A groundbreaking result for UKIP
It is a stunning result and I think it has the potential, and let's not put it at more than that, to be groundbreaking.
Before the last election, the main parties said that if there was a coalition the roof would fall in.
Well two things have happened since then - we have had a coalition and the roof clearly hasn't fallen in.
So I think you can look at today and see perhaps a sense that politics might, just might, be beginning to break up and people think well voting for a minor party can make a difference.
Of course the other factor is, that in the past people have tended to turn to the Lib Dems when they feel like making a protest and clearly they don't want to do that, because the Lib Dems are in government and they partly blame them for the problems.
I don't want to overstate these things, clearly there is an element of protest but I think the question is, is it a protest across that broader adjustment of peoples approach to politics and I think that's what would really worry the two biggest parties.

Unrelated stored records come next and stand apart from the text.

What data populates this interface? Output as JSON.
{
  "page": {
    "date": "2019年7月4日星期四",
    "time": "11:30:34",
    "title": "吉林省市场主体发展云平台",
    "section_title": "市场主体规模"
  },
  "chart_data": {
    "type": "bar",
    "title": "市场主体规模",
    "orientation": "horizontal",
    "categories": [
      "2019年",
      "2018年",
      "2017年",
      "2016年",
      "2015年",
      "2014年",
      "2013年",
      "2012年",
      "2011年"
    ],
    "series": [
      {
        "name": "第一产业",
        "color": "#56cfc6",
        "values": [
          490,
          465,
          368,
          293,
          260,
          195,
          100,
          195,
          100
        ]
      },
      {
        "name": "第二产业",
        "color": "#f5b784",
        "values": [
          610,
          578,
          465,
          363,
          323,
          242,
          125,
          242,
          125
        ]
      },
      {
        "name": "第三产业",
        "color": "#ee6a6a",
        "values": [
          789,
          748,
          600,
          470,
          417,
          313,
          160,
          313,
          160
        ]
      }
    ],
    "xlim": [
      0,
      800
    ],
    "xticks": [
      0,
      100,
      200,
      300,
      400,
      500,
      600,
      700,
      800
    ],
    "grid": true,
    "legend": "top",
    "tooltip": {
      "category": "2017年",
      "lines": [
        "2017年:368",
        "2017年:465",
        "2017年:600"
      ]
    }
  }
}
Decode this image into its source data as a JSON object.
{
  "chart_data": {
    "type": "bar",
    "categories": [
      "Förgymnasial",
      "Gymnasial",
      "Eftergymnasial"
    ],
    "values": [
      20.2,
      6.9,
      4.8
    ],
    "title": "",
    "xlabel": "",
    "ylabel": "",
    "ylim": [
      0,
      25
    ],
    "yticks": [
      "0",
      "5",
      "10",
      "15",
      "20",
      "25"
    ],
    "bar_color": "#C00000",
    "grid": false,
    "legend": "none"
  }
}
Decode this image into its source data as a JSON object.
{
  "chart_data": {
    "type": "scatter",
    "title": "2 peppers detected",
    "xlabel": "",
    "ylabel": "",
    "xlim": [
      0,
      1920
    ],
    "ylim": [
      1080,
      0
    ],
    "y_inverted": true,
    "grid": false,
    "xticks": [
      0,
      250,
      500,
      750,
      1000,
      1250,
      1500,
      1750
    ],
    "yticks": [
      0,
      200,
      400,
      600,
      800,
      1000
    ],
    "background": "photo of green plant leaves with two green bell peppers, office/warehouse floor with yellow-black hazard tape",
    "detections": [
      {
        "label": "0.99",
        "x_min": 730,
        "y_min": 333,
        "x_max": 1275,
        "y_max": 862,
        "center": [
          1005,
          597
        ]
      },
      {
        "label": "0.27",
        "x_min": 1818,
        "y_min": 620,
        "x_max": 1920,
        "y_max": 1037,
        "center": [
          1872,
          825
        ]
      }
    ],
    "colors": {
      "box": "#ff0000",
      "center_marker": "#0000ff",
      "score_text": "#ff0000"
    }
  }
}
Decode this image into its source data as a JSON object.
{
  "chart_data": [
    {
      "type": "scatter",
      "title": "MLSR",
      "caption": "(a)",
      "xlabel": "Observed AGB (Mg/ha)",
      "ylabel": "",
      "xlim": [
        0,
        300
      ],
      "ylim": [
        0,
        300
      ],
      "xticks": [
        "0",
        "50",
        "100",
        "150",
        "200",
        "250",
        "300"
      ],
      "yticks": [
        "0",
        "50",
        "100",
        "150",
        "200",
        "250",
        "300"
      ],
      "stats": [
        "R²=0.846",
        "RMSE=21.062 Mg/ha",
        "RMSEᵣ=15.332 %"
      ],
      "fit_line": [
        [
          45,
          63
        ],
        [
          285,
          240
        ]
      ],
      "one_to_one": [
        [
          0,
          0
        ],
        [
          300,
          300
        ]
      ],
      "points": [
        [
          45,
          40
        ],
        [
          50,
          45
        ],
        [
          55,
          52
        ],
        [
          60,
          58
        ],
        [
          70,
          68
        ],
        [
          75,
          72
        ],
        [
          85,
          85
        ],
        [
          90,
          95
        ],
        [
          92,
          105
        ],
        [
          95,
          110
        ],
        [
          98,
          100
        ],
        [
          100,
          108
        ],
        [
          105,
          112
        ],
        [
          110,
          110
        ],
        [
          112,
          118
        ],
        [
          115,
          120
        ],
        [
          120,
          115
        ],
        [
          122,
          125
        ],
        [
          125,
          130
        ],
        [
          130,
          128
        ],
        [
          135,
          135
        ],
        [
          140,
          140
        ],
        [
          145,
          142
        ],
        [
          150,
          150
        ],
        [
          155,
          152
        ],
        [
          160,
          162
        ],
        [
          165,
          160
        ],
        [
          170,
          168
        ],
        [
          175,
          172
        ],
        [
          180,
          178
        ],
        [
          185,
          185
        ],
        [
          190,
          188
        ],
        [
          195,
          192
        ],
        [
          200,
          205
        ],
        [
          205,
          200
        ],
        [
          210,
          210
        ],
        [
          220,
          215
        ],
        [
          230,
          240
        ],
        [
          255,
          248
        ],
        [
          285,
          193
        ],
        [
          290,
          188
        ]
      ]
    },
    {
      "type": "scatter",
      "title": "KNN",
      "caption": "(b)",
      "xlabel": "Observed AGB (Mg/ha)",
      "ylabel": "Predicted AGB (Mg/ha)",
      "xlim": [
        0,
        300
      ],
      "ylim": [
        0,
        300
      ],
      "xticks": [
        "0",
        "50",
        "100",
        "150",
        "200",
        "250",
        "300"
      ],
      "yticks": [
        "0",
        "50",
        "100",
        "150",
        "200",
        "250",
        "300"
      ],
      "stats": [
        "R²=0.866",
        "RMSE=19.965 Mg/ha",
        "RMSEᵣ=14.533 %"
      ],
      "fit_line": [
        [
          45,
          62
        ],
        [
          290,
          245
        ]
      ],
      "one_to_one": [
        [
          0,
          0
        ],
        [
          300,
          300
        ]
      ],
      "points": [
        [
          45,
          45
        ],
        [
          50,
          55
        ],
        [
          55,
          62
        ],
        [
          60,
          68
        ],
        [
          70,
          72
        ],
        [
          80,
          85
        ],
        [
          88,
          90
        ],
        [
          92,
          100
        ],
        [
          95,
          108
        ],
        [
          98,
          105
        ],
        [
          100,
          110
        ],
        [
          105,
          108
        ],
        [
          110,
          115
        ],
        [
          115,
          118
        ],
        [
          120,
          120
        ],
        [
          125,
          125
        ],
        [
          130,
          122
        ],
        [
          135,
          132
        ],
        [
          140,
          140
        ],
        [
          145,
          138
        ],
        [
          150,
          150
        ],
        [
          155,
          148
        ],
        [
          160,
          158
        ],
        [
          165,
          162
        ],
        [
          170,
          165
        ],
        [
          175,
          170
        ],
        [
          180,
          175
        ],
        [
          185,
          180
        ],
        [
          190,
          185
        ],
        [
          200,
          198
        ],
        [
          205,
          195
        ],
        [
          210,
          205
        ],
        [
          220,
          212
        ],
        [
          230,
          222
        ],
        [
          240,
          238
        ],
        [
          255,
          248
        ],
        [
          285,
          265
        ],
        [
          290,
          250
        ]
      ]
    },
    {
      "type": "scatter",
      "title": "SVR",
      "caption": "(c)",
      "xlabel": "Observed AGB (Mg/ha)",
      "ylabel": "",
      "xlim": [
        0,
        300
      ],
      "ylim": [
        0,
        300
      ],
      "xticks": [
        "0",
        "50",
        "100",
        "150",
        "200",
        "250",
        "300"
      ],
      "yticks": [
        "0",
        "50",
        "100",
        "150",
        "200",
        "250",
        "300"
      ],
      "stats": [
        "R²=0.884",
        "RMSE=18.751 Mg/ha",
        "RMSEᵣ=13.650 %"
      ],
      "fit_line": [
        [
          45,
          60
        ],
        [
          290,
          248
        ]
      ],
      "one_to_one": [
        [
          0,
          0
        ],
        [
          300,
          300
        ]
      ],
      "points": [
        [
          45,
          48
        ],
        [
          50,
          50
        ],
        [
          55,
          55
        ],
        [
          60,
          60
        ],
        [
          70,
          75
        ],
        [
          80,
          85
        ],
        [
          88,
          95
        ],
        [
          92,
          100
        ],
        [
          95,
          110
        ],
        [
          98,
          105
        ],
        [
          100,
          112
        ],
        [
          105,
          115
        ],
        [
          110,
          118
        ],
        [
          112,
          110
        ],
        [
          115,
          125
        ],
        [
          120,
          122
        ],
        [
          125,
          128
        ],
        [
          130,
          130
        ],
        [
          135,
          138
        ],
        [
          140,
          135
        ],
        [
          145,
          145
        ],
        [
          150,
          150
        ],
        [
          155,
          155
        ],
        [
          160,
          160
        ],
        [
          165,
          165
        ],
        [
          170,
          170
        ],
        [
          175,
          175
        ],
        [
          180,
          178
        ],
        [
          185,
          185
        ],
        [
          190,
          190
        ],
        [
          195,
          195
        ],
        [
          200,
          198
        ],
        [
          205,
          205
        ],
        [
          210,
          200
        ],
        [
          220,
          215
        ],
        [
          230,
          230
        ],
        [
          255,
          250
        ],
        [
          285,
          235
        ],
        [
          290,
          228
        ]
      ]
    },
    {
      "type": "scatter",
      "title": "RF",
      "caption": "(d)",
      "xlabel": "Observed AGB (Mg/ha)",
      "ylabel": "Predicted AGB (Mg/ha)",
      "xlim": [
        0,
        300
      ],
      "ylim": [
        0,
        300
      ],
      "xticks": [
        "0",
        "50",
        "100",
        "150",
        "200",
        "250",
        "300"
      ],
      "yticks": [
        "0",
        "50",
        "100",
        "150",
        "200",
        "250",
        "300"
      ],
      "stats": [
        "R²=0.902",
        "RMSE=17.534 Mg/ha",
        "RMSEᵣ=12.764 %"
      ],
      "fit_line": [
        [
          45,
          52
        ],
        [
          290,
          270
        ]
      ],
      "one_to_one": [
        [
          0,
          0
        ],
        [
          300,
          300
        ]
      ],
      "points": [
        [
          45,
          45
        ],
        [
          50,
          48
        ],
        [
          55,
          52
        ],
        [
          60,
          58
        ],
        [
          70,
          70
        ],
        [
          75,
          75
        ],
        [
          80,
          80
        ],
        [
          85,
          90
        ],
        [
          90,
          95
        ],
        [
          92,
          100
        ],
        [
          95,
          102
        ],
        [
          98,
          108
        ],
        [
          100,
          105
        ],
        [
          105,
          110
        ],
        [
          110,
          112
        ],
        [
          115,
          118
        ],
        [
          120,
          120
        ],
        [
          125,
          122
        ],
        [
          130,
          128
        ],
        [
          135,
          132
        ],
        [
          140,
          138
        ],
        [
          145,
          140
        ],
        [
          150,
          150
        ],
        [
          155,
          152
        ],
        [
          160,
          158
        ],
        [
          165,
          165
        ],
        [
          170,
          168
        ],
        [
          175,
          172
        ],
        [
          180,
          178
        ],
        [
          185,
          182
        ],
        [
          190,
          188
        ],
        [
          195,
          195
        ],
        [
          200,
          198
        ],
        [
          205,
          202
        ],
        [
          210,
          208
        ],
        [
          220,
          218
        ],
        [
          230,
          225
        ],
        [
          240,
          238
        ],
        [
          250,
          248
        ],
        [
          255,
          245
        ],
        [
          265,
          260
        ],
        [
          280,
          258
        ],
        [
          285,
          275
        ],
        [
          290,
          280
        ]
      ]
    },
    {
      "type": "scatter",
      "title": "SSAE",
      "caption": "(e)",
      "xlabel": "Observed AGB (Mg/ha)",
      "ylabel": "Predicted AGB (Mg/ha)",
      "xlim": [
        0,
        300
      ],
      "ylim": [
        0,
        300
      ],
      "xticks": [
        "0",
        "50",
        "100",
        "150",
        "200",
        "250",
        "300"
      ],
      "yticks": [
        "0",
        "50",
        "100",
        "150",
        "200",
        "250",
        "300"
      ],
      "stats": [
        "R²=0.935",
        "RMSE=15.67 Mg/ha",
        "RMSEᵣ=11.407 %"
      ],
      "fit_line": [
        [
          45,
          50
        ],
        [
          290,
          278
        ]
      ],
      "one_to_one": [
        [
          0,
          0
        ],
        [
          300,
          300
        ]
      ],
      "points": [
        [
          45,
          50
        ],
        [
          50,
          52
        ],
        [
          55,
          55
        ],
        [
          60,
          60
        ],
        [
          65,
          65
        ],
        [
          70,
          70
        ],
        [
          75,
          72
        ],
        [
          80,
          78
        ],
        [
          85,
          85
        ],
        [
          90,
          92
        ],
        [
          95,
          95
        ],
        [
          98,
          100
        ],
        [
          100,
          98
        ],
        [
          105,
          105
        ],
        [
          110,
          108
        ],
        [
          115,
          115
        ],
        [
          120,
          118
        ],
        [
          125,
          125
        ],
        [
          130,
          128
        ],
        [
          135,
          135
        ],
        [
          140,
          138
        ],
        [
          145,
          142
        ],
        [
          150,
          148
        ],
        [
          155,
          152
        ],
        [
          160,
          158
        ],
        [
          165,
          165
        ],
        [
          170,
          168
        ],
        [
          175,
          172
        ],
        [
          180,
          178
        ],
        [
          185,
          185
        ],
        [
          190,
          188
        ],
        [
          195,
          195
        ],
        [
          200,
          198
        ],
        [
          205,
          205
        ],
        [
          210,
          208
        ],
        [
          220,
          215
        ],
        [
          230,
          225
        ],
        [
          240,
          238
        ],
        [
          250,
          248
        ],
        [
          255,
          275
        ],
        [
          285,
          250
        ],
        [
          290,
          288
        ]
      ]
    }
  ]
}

Nigel Farage has quite cleverly combined the issues of Europe and immigration by talking a lot about the threat, as he perceives it, of a lot of Romanians and Bulgarians coming here.
You're going to see him doing a lot more of that.
I think you will see Labour shifting its stance a little bit more on immigration perhaps.
The big question though is for the Tories. Obviously David Cameron has assumed that the secret to winning the next election is to occupy the centre ground and to make it very much a choice between him and Mr Miliband.
That may still work, but his going to have an awful lot of people in his party saying look at what's happening with UKIP, look at why people are voting for them - we've got to shift more over to the ground that they occupy.